What drives us as artists and makers to do what we do? The repetitive actions and technical processes that I as a weaver understand as necessary to my creation of art may seem to some as mind-numbing, tedious, and even unnecessary. After a particularly labor-intensive day, I sometimes question my methods: why do I spend hours guiding hundreds of threads individually through my loom when I could just buy a piece of cloth? This care, this attention to the single units that are eventually swallowed into the entirety of the work, what purpose does it serve? Like many artists, part of it is related to compulsion: the performance and ritual of making a sculptural raw material like cloth feels as natural and necessary as breathing, it's something I must do to feel like myself. After reading Weschler's Mr. Wilson's Cabinet of Wonder, I found that there was one particular story that I kept returning to, and I realized that it spoke to me on this very level of artistic obsession. It's about a man named Hagop Sandaldijan, a sculptor who carved his work not out of blocks of marble but individual strands of human hair. In the book, Sandaldijan's son describes his process:
'He would wait until late at night,' Levon said, 'when we kids were in bed and the rumble from the nearby highways had subsided. Then he would hunch over his microscope and time his applications between heartbeats-- he was working at such an infinitesimal scale that he could recognize the stirings of his own pulse in the shudder of the instruments he was using.'
The act itself is a work of art, a ritualistic performance only for the maker: but what does it satisfy? I imagine this sculptor hunched intensely at his microscope, barely breathing, knowing the only evidence of his toil will be tiny marks in a strand of hair. Underlying this process is the search for an innermost essence or truth: that which might be seen through a microscope, between the pulse of one's own heart. In the irrationality of his work we catch a glimpse of living poetry, a testiment to purity and the human capacity for goodness, beauty beyond what words can articulate. This is the gift we are given as artists, makers, human beings. As I sit at my loom and pass lines of thread back and forth, trapping the evidence of my labor one strand at a time, I understand why Sandaldijan must perform his quiet ritual. In the rythm of my own hands, my breathing, and the soft rising and falling in this machine I conduct: I realize that I too am aware of my heartbeat.




1 comment:

Aaron McIntosh said...

Eloquently put thoughts into words, Andrea! I was also particulary drawn to the "hair sculptor" artist in Weschler's book. Talk about dedication to one's craft. This guy takes that cake!

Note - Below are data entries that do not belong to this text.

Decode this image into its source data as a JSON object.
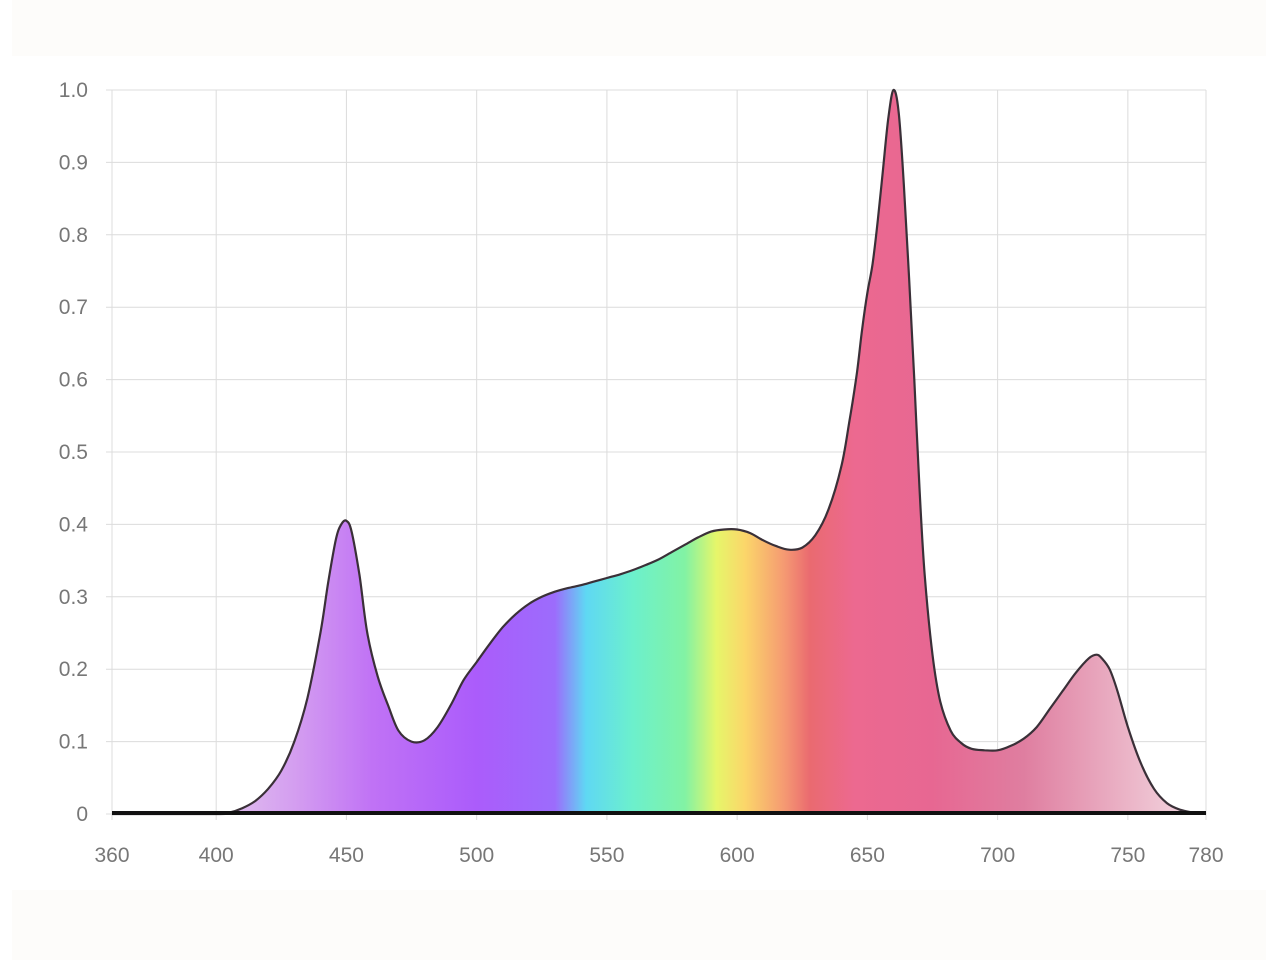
{
  "chart_data": {
    "type": "area",
    "title": "",
    "xlabel": "",
    "ylabel": "",
    "xlim": [
      360,
      780
    ],
    "ylim": [
      0,
      1.0
    ],
    "grid": true,
    "legend": "none",
    "x_ticks": [
      {
        "value": 360,
        "label": "360"
      },
      {
        "value": 400,
        "label": "400"
      },
      {
        "value": 450,
        "label": "450"
      },
      {
        "value": 500,
        "label": "500"
      },
      {
        "value": 550,
        "label": "550"
      },
      {
        "value": 600,
        "label": "600"
      },
      {
        "value": 650,
        "label": "650"
      },
      {
        "value": 700,
        "label": "700"
      },
      {
        "value": 750,
        "label": "750"
      },
      {
        "value": 780,
        "label": "780"
      }
    ],
    "y_ticks": [
      {
        "value": 0,
        "label": "0"
      },
      {
        "value": 0.1,
        "label": "0.1"
      },
      {
        "value": 0.2,
        "label": "0.2"
      },
      {
        "value": 0.3,
        "label": "0.3"
      },
      {
        "value": 0.4,
        "label": "0.4"
      },
      {
        "value": 0.5,
        "label": "0.5"
      },
      {
        "value": 0.6,
        "label": "0.6"
      },
      {
        "value": 0.7,
        "label": "0.7"
      },
      {
        "value": 0.8,
        "label": "0.8"
      },
      {
        "value": 0.9,
        "label": "0.9"
      },
      {
        "value": 1.0,
        "label": "1.0"
      }
    ],
    "series": [
      {
        "x": [
          360,
          400,
          405,
          410,
          415,
          420,
          425,
          430,
          435,
          440,
          443,
          446,
          448,
          450,
          452,
          455,
          458,
          462,
          466,
          470,
          475,
          480,
          485,
          490,
          495,
          500,
          505,
          510,
          515,
          520,
          525,
          530,
          535,
          540,
          545,
          550,
          555,
          560,
          565,
          570,
          575,
          580,
          585,
          590,
          595,
          600,
          605,
          610,
          615,
          620,
          625,
          630,
          635,
          640,
          643,
          646,
          648,
          650,
          652,
          654,
          656,
          658,
          660,
          662,
          664,
          666,
          668,
          670,
          672,
          675,
          678,
          682,
          686,
          690,
          695,
          700,
          705,
          710,
          715,
          720,
          725,
          730,
          735,
          738,
          740,
          743,
          746,
          750,
          755,
          760,
          765,
          770,
          775,
          778,
          780
        ],
        "values": [
          0,
          0,
          0.002,
          0.008,
          0.018,
          0.035,
          0.06,
          0.1,
          0.16,
          0.25,
          0.32,
          0.38,
          0.4,
          0.405,
          0.39,
          0.33,
          0.25,
          0.19,
          0.15,
          0.115,
          0.1,
          0.102,
          0.12,
          0.15,
          0.185,
          0.21,
          0.235,
          0.258,
          0.276,
          0.29,
          0.3,
          0.307,
          0.312,
          0.316,
          0.321,
          0.326,
          0.331,
          0.337,
          0.344,
          0.352,
          0.362,
          0.372,
          0.382,
          0.39,
          0.393,
          0.393,
          0.388,
          0.378,
          0.37,
          0.365,
          0.368,
          0.385,
          0.42,
          0.48,
          0.54,
          0.61,
          0.67,
          0.72,
          0.76,
          0.82,
          0.89,
          0.96,
          1.0,
          0.97,
          0.87,
          0.74,
          0.6,
          0.45,
          0.33,
          0.22,
          0.155,
          0.115,
          0.098,
          0.09,
          0.088,
          0.088,
          0.094,
          0.104,
          0.12,
          0.145,
          0.17,
          0.195,
          0.215,
          0.22,
          0.215,
          0.2,
          0.17,
          0.12,
          0.07,
          0.035,
          0.015,
          0.006,
          0.002,
          0.001,
          0
        ]
      }
    ],
    "spectrum_colors": [
      {
        "wl": 400,
        "color": "#e2c3ee"
      },
      {
        "wl": 430,
        "color": "#d49ef0"
      },
      {
        "wl": 460,
        "color": "#c072f5"
      },
      {
        "wl": 500,
        "color": "#ab5cfb"
      },
      {
        "wl": 530,
        "color": "#9c6cfc"
      },
      {
        "wl": 542,
        "color": "#5fd8f3"
      },
      {
        "wl": 560,
        "color": "#6cf0cc"
      },
      {
        "wl": 580,
        "color": "#82f2a4"
      },
      {
        "wl": 592,
        "color": "#e6f66a"
      },
      {
        "wl": 603,
        "color": "#fbd66a"
      },
      {
        "wl": 618,
        "color": "#f59a72"
      },
      {
        "wl": 628,
        "color": "#ea6a70"
      },
      {
        "wl": 645,
        "color": "#ec6990"
      },
      {
        "wl": 675,
        "color": "#e76792"
      },
      {
        "wl": 710,
        "color": "#df7ea0"
      },
      {
        "wl": 760,
        "color": "#eec2d1"
      },
      {
        "wl": 780,
        "color": "#f4dce5"
      }
    ],
    "colors": {
      "outline": "#3a3038",
      "grid": "#dcdcdc",
      "baseline": "#111111",
      "tick_text": "#777777"
    }
  }
}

I do want to point out though, that you make a moral judgement here:

"In the irrationality of his work we catch a glimpse of living poetry, a testiment to purity and the human capacity for goodness, beauty beyond what words can articulate."

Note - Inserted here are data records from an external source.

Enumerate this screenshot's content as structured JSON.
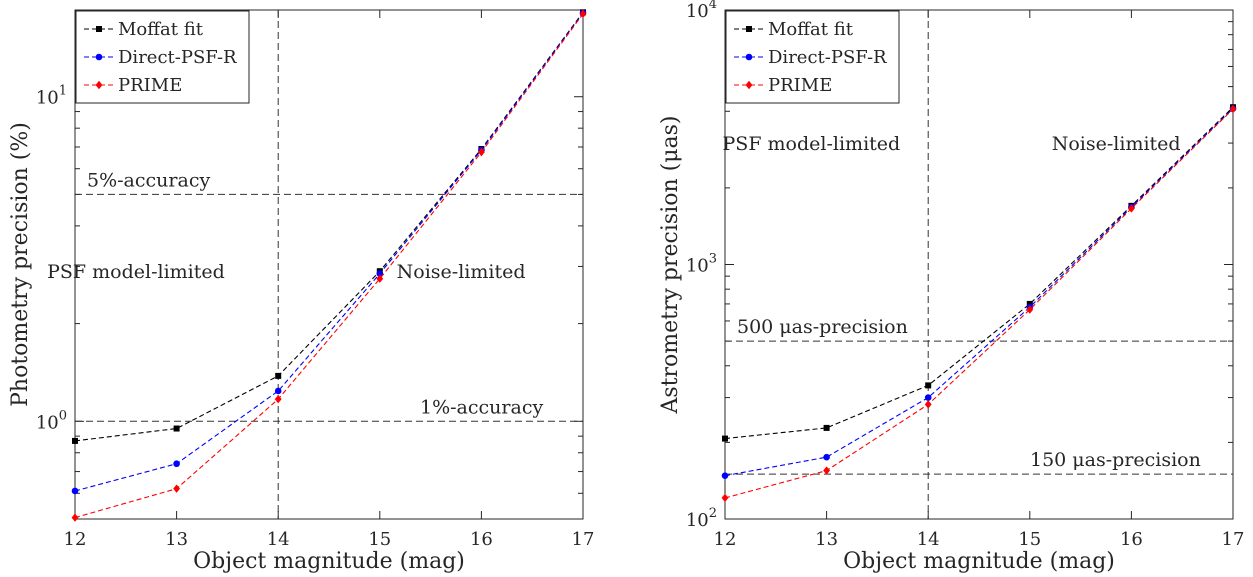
{
  "chart_data": [
    {
      "type": "line",
      "xlabel": "Object magnitude (mag)",
      "ylabel": "Photometry precision (%)",
      "yscale": "log",
      "xlim": [
        12,
        17
      ],
      "ylim": [
        0.5,
        18.5
      ],
      "x": [
        12,
        13,
        14,
        15,
        16,
        17
      ],
      "xticks": [
        "12",
        "13",
        "14",
        "15",
        "16",
        "17"
      ],
      "yticks": [
        {
          "value": 1,
          "base": "10",
          "exp": "0"
        },
        {
          "value": 10,
          "base": "10",
          "exp": "1"
        }
      ],
      "series": [
        {
          "name": "Moffat fit",
          "color": "#000000",
          "marker": "square",
          "values": [
            0.87,
            0.95,
            1.38,
            2.9,
            6.9,
            18.2
          ]
        },
        {
          "name": "Direct-PSF-R",
          "color": "#0000ff",
          "marker": "circle",
          "values": [
            0.61,
            0.74,
            1.24,
            2.85,
            6.85,
            18.1
          ]
        },
        {
          "name": "PRIME",
          "color": "#ff0000",
          "marker": "diamond",
          "values": [
            0.505,
            0.62,
            1.17,
            2.75,
            6.75,
            18.0
          ]
        }
      ],
      "hlines": [
        {
          "y": 5,
          "label": "5%-accuracy"
        },
        {
          "y": 1,
          "label": "1%-accuracy"
        }
      ],
      "vlines": [
        {
          "x": 14
        }
      ],
      "regions": [
        {
          "label": "PSF model-limited",
          "x": 12.6,
          "y": 2.9
        },
        {
          "label": "Noise-limited",
          "x": 15.8,
          "y": 2.9
        }
      ],
      "legend": "top-left",
      "grid": false
    },
    {
      "type": "line",
      "xlabel": "Object magnitude (mag)",
      "ylabel": "Astrometry precision (μas)",
      "yscale": "log",
      "xlim": [
        12,
        17
      ],
      "ylim": [
        100,
        10000
      ],
      "x": [
        12,
        13,
        14,
        15,
        16,
        17
      ],
      "xticks": [
        "12",
        "13",
        "14",
        "15",
        "16",
        "17"
      ],
      "yticks": [
        {
          "value": 100,
          "base": "10",
          "exp": "2"
        },
        {
          "value": 1000,
          "base": "10",
          "exp": "3"
        },
        {
          "value": 10000,
          "base": "10",
          "exp": "4"
        }
      ],
      "series": [
        {
          "name": "Moffat fit",
          "color": "#000000",
          "marker": "square",
          "values": [
            207,
            228,
            335,
            700,
            1700,
            4150
          ]
        },
        {
          "name": "Direct-PSF-R",
          "color": "#0000ff",
          "marker": "circle",
          "values": [
            148,
            175,
            300,
            680,
            1680,
            4100
          ]
        },
        {
          "name": "PRIME",
          "color": "#ff0000",
          "marker": "diamond",
          "values": [
            121,
            155,
            282,
            665,
            1660,
            4080
          ]
        }
      ],
      "hlines": [
        {
          "y": 500,
          "label": "500 μas-precision"
        },
        {
          "y": 150,
          "label": "150 μas-precision"
        }
      ],
      "vlines": [
        {
          "x": 14
        }
      ],
      "regions": [
        {
          "label": "PSF model-limited",
          "x": 12.85,
          "y": 3000
        },
        {
          "label": "Noise-limited",
          "x": 15.85,
          "y": 3000
        }
      ],
      "legend": "top-left",
      "grid": false
    }
  ]
}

Certainly, we can admire the skilled artist's hands as creating beautiful objects/ideas, and that there is a beauty in the actual use of the hands. But to assume that the maker, their hands and their objects are "pure" and indicative of "human goodness" are your personal constructions of humanity. In this sense, Sandaldijan's craft is more romanticized and "folk-ified" than given equity as fine art practice, which is a modernist notion, and a way in which folk artists were ghettoized and made separate from the art world.

Do all the trappings of our art education and refinement as critical thinkers make us any less "pure" as artists? If art could be "pure" what would it look like and who would make it?...Something to ponder.